As an example of prescribing oversight concerns, Insys Therapeutics provides a timely example. Insys has faced multiple investigations by state and federal agencies over its sales and marketing practices for the fentanyl spray, Subsys. Several former Insys executives were indicted in December 2017 on federal charges that they conspired to bribe doctors to prescribe the drug. On August 8, 2018, Insys announced that it had reached an agreement in principle with the U.S. Department of Justice (DoJ) for a penalty amount of $150 million over five years, in response to the civil and criminal investigations into inappropriate sales and commercial practices.5


What does this mean for workers’ compensation?

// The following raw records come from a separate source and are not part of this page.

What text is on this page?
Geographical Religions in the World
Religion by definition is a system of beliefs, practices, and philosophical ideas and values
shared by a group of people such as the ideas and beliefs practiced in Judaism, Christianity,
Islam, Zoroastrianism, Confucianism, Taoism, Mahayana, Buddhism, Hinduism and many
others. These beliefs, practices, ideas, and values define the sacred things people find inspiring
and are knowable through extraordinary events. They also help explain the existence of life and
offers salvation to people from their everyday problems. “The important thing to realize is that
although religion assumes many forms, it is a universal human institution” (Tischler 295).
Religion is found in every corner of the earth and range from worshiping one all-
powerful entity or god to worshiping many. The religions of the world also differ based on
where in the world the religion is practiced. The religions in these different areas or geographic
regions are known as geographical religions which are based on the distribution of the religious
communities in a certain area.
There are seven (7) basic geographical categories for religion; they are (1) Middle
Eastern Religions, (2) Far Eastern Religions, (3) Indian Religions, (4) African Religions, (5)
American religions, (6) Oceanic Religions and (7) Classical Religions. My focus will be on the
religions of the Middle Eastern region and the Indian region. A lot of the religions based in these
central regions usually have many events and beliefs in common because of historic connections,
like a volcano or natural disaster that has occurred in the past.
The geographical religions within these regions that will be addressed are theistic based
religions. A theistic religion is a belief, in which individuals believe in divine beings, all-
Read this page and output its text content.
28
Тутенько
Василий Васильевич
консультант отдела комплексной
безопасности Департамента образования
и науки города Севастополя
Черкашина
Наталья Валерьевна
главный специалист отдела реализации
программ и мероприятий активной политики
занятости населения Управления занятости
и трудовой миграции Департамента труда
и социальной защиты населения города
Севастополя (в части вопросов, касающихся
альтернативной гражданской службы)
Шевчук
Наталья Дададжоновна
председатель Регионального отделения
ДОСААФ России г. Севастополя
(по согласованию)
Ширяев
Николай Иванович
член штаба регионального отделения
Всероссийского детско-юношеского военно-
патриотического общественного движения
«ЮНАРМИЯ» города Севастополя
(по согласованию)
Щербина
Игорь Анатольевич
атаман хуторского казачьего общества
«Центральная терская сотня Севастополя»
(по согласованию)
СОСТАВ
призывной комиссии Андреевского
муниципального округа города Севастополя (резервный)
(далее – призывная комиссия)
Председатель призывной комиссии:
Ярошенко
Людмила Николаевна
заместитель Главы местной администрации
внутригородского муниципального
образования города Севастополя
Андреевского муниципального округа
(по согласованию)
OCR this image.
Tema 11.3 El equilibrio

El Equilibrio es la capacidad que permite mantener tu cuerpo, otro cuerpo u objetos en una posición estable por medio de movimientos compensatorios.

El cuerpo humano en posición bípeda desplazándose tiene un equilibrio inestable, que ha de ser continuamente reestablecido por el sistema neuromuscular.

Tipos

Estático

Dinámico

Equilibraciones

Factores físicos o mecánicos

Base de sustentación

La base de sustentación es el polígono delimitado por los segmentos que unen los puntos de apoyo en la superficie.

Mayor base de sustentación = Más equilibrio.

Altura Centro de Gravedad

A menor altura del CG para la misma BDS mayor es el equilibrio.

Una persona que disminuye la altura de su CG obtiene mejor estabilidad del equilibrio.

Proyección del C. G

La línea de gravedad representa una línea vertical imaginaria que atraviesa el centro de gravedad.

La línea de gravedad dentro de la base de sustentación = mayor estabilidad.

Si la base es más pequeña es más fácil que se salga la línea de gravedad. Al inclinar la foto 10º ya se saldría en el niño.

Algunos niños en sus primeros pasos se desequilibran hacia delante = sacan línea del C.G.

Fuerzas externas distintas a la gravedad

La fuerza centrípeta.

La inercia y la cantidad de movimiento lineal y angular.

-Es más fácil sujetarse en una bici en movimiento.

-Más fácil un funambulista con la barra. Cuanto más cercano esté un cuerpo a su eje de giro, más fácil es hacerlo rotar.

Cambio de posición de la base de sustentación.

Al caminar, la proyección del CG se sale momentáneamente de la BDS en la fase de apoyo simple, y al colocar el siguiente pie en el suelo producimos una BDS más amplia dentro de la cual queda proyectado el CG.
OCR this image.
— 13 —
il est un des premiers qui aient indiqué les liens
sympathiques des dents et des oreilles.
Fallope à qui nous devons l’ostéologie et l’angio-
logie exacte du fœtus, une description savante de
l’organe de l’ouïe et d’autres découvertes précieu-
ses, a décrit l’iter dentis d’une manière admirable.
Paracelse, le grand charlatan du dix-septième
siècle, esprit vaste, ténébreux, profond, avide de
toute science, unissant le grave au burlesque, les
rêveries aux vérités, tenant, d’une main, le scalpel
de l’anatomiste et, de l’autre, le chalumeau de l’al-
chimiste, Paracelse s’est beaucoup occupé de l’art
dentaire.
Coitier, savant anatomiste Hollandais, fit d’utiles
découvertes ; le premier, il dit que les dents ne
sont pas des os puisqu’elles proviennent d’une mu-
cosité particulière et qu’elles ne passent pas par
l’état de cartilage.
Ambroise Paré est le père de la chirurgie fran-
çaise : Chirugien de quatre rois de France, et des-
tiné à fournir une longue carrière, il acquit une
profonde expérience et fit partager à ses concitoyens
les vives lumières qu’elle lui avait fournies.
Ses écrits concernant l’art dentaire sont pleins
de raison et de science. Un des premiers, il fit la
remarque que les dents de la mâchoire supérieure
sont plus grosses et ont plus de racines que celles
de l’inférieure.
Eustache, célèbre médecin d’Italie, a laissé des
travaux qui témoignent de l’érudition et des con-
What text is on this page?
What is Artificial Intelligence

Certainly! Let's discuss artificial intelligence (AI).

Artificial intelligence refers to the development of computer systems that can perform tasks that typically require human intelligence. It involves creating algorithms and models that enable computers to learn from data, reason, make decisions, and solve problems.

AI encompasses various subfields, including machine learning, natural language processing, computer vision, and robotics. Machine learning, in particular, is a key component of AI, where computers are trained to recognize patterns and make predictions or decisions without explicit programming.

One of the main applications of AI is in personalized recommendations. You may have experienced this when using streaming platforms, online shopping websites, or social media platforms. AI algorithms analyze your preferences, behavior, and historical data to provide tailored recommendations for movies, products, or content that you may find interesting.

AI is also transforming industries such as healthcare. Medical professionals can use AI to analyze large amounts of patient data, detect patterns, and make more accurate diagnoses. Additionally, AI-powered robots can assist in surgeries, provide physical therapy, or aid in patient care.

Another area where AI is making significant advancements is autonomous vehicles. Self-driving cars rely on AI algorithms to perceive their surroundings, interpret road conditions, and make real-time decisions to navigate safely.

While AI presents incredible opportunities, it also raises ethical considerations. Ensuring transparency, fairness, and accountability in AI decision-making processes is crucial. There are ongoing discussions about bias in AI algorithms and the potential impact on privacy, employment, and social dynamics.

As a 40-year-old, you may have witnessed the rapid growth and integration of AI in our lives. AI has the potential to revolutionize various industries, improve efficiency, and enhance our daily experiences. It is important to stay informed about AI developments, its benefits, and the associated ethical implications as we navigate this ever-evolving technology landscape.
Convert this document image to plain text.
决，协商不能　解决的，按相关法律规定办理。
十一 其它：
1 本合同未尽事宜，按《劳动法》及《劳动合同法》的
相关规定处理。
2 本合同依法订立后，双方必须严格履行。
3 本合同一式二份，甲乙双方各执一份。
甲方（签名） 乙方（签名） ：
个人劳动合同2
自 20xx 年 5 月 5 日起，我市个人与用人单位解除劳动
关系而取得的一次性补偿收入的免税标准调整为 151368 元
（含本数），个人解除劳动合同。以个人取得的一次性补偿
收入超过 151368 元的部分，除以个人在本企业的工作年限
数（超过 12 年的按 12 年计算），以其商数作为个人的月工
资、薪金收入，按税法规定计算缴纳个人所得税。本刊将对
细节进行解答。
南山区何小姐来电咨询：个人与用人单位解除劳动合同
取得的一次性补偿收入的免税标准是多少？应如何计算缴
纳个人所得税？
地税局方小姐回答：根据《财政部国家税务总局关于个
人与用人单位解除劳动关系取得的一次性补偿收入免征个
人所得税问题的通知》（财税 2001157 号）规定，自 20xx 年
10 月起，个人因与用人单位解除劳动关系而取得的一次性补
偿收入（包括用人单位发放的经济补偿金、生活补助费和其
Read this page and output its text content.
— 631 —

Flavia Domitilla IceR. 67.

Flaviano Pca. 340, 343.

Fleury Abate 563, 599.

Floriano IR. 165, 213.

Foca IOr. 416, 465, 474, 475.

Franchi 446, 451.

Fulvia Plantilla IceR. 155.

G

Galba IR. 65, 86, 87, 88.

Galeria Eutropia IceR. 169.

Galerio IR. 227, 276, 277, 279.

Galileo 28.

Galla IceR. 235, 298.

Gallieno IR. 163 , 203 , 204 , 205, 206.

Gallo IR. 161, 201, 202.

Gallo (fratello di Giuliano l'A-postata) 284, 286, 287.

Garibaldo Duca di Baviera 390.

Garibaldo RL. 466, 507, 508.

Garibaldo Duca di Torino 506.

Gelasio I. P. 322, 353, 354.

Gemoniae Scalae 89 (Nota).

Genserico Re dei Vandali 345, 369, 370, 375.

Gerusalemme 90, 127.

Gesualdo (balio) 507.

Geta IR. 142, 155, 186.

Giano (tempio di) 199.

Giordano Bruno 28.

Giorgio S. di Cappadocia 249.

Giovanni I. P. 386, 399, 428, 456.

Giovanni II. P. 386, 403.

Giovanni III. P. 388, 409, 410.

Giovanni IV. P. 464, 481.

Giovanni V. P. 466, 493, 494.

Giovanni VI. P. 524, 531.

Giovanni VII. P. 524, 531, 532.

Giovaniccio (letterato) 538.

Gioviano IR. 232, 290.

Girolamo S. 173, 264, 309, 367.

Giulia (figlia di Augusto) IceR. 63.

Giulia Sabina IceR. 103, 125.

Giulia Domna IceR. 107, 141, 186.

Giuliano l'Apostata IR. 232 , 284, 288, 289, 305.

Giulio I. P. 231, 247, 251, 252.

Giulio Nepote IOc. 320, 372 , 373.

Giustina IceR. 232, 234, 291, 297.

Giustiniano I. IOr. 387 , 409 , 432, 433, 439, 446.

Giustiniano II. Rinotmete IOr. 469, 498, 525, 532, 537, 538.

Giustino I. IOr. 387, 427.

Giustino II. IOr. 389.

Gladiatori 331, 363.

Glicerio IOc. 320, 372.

Due to their limited indication, TIRF products are not included on workers’ compensation formularies. Any use of them for worker’s compensation patients requires specific authorization by the client. Their significant safety risks means that additional clinical strategies also are in place.

For more than a decade, myMatrixx has been reaching out to clinicians who prescribe TIRF products for workers’ compensation patients. Our communications outline the safety risks of using the drugs and ask the prescriber for documentation of appropriate prescribing, including plans to discontinue therapy. To highlight the need for intervention, use of TIRF products are also included in a generated patient safety risk score identified by our Business Analytics product, Clinical Analysis Results Engine (CARE). Additionally, the use of TIRF products is part of a supplemental reporting package for clinical safety alerts that call further attention to individual patients using these medications. Because of our various interactions ̶ from point-of-sale to prescriber outreach to client analytics, the usage of TIRF products in the myMatrixx workers’ compensation book of business is minimal.

Although our programs manage prescription TIRF use well, we don’t stop there. We have similar strategies in place to manage other forms of fentanyl as well. In our next Keeping Up With Clinical Trends, we will address the prescription use of other fentanyl dose forms, like Duragesic® (fentanyl transdermal system). In addition, watch for our upcoming research paper entitled It’s Not Just Heroin Anymore: Evolving Role of Fentanyl in Drug Overdose.



    1. Ahmad FB, Rossen LM, Spencer MR, Warner M, Sutton P. Vital statistics rapid release. Provisional drug overdose death counts. National Center for Health Statistics.  Last Updated Aug. 15, 2018. Accessed Aug. 17, 2018.
    2. U.S. Food and Drug Administration. Transmucosal Immediate Release Fentanyl (TIRF) Risk Evaluation and Mitigation Strategy (REMS).  Most recent modification: December 2014. Accessed 8/17/18.
    3. Statement from FDA Commissioner Scott Gottlieb, M.D., on FDA’s continued, careful oversight of the REMS associated with transmucosal immediate-release fentanyl products [press release]. Silver Spring, MD; U.S. Food and Drug Administration; Aug. 1, 2018. 
    4. Alexander GC, Sharfstein JM. Testimony for the Record Submitted to the U.S. Food and Drug Administration for the Joint Meeting of the Drug Safety and Risk Management Advisory Committee and the Anesthetic and Analgesic Drug Products Advisory Committee. Aug. 1, 2018.  Accessed 8/17/18
    5. Lord SM, Kerr JS. INSYS Therapeutics reaches settlement in connection with marketing of opioid painkiller. Arnall Golden Gregory, LLP. Legal Insight.  Aug. 15, 2018. Accessed 8/17/18.